The rate of exclusions is below the national average.
- Pupils’ and their parents’ and carers’ commitment to the school is evident in the above average
attendance levels and rapidly decreasing levels of unauthorised absence.
- The school’s work to keep pupils safe and secure is good. The site is very secure and pupils are
well supervised both in the building and outdoors. Pupils are well informed about e-safety and
know when they need to tell an adult about their concerns.
- Pupils say that bullying in any form is rare and always dealt with swiftly and successfully. They
are well aware of what constitutes extremist behaviour and how they should deal with it.
|The leadership and management||are good|
- The headteacher and senior leaders have a shared vision, strongly based on a drive for
improving the quality of teaching and pupils’ achievement. In this they are ably backed by
subject leaders, staff and governors. Teamwork throughout the school is very good.
- This is underpinned by the increasingly effective systems in place for checking the school’s work
and the accurate targeting of weaker aspects in pupils’ learning. This is well carried out by
leaders and governors. Improvement over the last year has been rapid. The negative trend has
been fully reversed and no group of pupils is underachieving. Pupils’ progress has increased well,
especially in Year 6. Attainment has risen and continues to do so. These strengths mean the
school is very well placed to improve further.
- The resourced provision for pupils with moderate learning difficulties is well led and managed.
This aspect is effectively monitored by senior staff and governors.
- The management of teachers’ performance has been strengthened considerably this year by an
uncompromising expectation that all pupils will make at least good progress. Reaching the levels
expected for each pupil’s age is no longer good enough and staff now aspire for pupils to do
even better. Pupils themselves share this ambition and respond well to their teachers’ demands.
- Those teachers whose lessons are not consistently good, including those at the beginning of
their teaching career, are well supported by senior staff. Staff are very positive about the
leadership of the school.
- Formal performance management procedures have improved in line with higher expectations of
pupils’ progress. Accountability is well established at all levels, with effective opportunities for
professional development in place. Governors now have better information on which to reward
only good performance.
- The special programmes in place to help those pupils at risk of falling behind help ensure they
make considerable progress and raise their attainment especially well. This is evident in the
good achievement of disabled pupils and those with special educational needs. The
underperformance of the more able pupils and those capable of making accelerated progress is
now being tackled effectively. Leaders and governors are fully aware that achievement in writing
and mathematics is not yet good. Well-thought-out plans are already in place to address this.
- The school has prepared well for the new curriculum changes, and programmes for reading,
writing and mathematics are now firmly focused on promoting pupils’ good achievement.
- The additional funding for physical education and support has been well allocated by leaders and
governors to widening opportunities and increasing staff expertise.
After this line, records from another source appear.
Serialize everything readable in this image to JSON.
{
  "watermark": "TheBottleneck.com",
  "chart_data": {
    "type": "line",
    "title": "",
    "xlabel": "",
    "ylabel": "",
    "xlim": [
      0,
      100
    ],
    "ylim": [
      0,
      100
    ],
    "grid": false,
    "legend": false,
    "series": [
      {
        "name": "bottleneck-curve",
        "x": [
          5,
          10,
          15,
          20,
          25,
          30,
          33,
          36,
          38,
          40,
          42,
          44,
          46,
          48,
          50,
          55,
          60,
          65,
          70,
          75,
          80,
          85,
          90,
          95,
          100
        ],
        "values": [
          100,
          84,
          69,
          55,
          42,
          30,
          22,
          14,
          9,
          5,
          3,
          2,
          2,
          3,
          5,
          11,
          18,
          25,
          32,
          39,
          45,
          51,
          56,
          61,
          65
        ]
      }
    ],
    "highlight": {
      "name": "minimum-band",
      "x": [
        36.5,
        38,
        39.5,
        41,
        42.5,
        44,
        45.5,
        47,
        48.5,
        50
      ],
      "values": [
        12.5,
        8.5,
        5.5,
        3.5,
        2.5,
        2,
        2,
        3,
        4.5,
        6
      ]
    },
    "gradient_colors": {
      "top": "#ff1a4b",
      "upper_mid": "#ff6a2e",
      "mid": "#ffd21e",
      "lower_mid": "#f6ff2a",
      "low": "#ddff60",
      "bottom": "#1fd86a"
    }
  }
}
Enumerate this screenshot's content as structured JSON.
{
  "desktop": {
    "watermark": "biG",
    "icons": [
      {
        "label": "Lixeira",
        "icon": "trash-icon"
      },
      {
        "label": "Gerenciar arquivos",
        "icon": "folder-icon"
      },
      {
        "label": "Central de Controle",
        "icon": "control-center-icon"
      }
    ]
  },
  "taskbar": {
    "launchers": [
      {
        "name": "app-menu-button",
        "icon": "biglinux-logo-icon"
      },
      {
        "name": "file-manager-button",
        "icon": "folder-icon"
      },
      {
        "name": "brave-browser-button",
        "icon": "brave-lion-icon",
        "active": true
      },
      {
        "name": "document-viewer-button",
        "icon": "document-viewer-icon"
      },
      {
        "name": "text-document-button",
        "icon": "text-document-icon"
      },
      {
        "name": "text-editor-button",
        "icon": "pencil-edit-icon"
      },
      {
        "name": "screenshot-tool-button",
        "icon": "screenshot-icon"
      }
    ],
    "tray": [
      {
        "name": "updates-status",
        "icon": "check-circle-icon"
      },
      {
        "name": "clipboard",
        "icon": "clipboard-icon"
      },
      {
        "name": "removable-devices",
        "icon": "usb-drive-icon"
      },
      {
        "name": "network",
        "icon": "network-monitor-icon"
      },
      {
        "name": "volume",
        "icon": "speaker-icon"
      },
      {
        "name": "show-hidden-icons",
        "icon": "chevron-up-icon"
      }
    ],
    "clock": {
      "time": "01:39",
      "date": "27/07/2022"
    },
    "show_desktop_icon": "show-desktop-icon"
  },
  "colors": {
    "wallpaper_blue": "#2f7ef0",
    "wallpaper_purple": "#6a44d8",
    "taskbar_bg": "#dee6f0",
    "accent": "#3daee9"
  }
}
Governors monitor its use
effectively and pupils report it has a positive impact on their enjoyment and well-being.
- Good programmes for supporting pupils’ personal and spiritual, moral, social and cultural
development ensure they develop into reflective and thoughtful young people. In this aspect
they are well prepared for the future.
- Safeguarding arrangements fully meet requirements. Both staff and governors are well trained in
this aspect. Procedures for the vetting of staff are very thorough. The school is especially good
at supporting pupils who might be at risk through social, emotional or economic needs. Pupils’
well-being is especially well supported in the very well-run breakfast club.
- Parents and carers are very appreciative of the school. Staff provide a wide range of support to
help parents and carers work with them in encouraging their children’s learning.
- The local authority provided good support to help turn around the underperformance of the
school. Senior leaders appreciate the support and challenge they receive.
- The governance of the school:
The school benefits from the good support of its governing body. Governors are well informed
through their comprehensive and very well-focused monitoring, and understanding of
achievement data. They are well aware of where the best teaching is in the school and what
needs to improve elsewhere. Raised expectations of pupils’ progress ensure governors hold
staff to account well. Governors’ good commitment to training ensures they keep up to date
with school and national initiatives; for example, the new curriculum. Governors fulfil their
statutory duties well. There is very regular monitoring of important aspects such as the impact
of additional funding. They are satisfied that the additional funding allocated to additional
staffing, resources and opportunities for these pupils is having a positive effect.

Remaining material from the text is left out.